I wrote awhile back about Leon Wieseltier’s swoon over teachers, part of his jeremiad against homeschooling and unschooling. We need such remembrances of the power of pedagogy ever more these days, especially as educators around the land are prostrating themselves before the coming age of online education. I have defended the use of online resources to achieve certain goals and as a useful tool in education. But let us not commit a sin against teachers and students alike by confusing the usefulness of online tools with the oxymoronic idea of online education.
Roth’s eulogy was published in the Sunday New York Times. One of the advantages of perusing the Sunday paper in its endangered pulpish format is that Roth’s encomium straddles the top of two page above the jump from an essay by A.J. Jacobs on the advantages and disadvantages of online education. “I learned many fascinating things while taking a series of free online college courses,” Jacobs writes.
But the first thing I learned? When it comes to Massive Open Online Courses, like those offered by Coursera, Udacity and EdX, you can forget about the Socratic method. The professor is, in most cases, out of students’ reach, only slightly more accessible than the pope or Thomas Pynchon.
Many defenders of physical on-site college education will take solace from Jacob’s essay. That would be a mistake, at least in part. And this is not only because MOOCs will get better.
The importance of Jacob’s critique of online teaching is that it applies equally to the vast majority of reality-based college courses in the United States, courses in which 100s and even 1,000s of students sit faceless in large lecture halls taking notes before a professor with whom they will never speak. The reason that MOOCs are causing such excitement is not that they offer the potential for a great or even a good education. Rather, MOOCs promise to provide the same poor educational experience currently offered at large universities around the country for a fraction of the cost in time and money.

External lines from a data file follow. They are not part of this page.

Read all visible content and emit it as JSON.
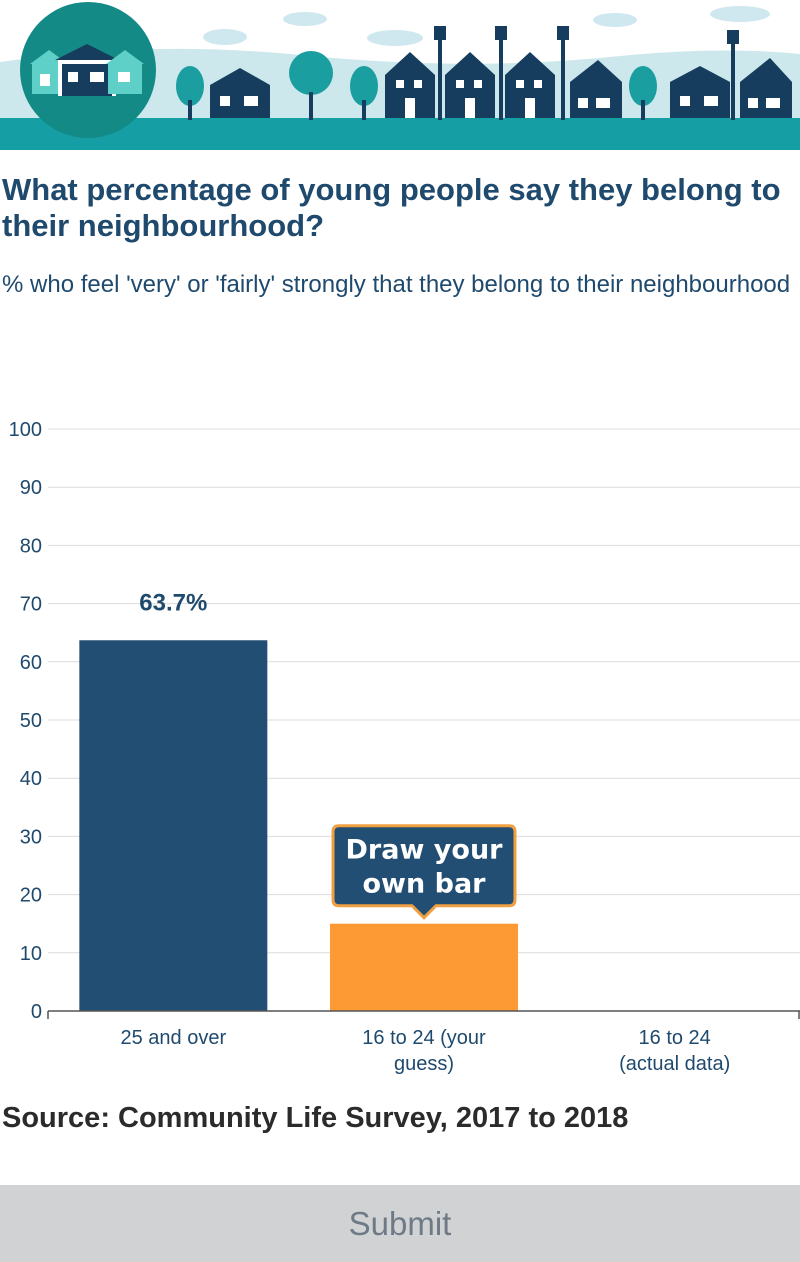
{
  "header": {
    "title": "What percentage of young people say they belong to their neighbourhood?",
    "subtitle": "% who feel 'very' or 'fairly' strongly that they belong to their neighbourhood"
  },
  "chart_data": {
    "type": "bar",
    "categories": [
      "25 and over",
      "16 to 24 (your guess)",
      "16 to 24 (actual data)"
    ],
    "category_lines": [
      [
        "25 and over"
      ],
      [
        "16 to 24 (your",
        "guess)"
      ],
      [
        "16 to 24",
        "(actual data)"
      ]
    ],
    "values": [
      63.7,
      15,
      null
    ],
    "data_labels": [
      "63.7%",
      "",
      ""
    ],
    "ylim": [
      0,
      100
    ],
    "yticks": [
      0,
      10,
      20,
      30,
      40,
      50,
      60,
      70,
      80,
      90,
      100
    ],
    "grid": true,
    "bar_colors": [
      "#234e73",
      "#fd9a34",
      "#234e73"
    ],
    "callout": {
      "lines": [
        "Draw your",
        "own bar"
      ],
      "bg_color": "#234e73",
      "border_color": "#f0a040"
    }
  },
  "source": "Source: Community Life Survey, 2017 to 2018",
  "submit_label": "Submit",
  "colors": {
    "primary": "#234e73",
    "accent": "#fd9a34",
    "teal": "#1a9e9f",
    "button_bg": "#d1d2d4"
  }
}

Massive Open Online Courses will improve. There will be more and less expensive varieties. Some courses will offer well-staffed online forums with barely-paid facilitators—the sad future for the vast majority of those now pursuing Ph.Ds. These courses will replace the large lectures that now dominate the curriculum at universities around the country—this is already happening. The best universities will adapt, accepting MOOC credit and using this an opportunity to allow students to graduate more quickly and to pursue more advanced and more personalized work in smaller classes with professors more adept at teaching inspiration than in conveying knowledge. Most will gradually cease to be universities and morph into glorified brands offering accredited degrees that certify graduates as employable.
In short, for those of us who care deeply about teaching, MOOCs should be welcomed. By highlighting the gulf between the transmission of knowledge and education, MOOCs may, and should, return the luster to the calling of teaching. We are poised for a renaissance in teaching, one that will reemphasize the gulf between certification and transformation.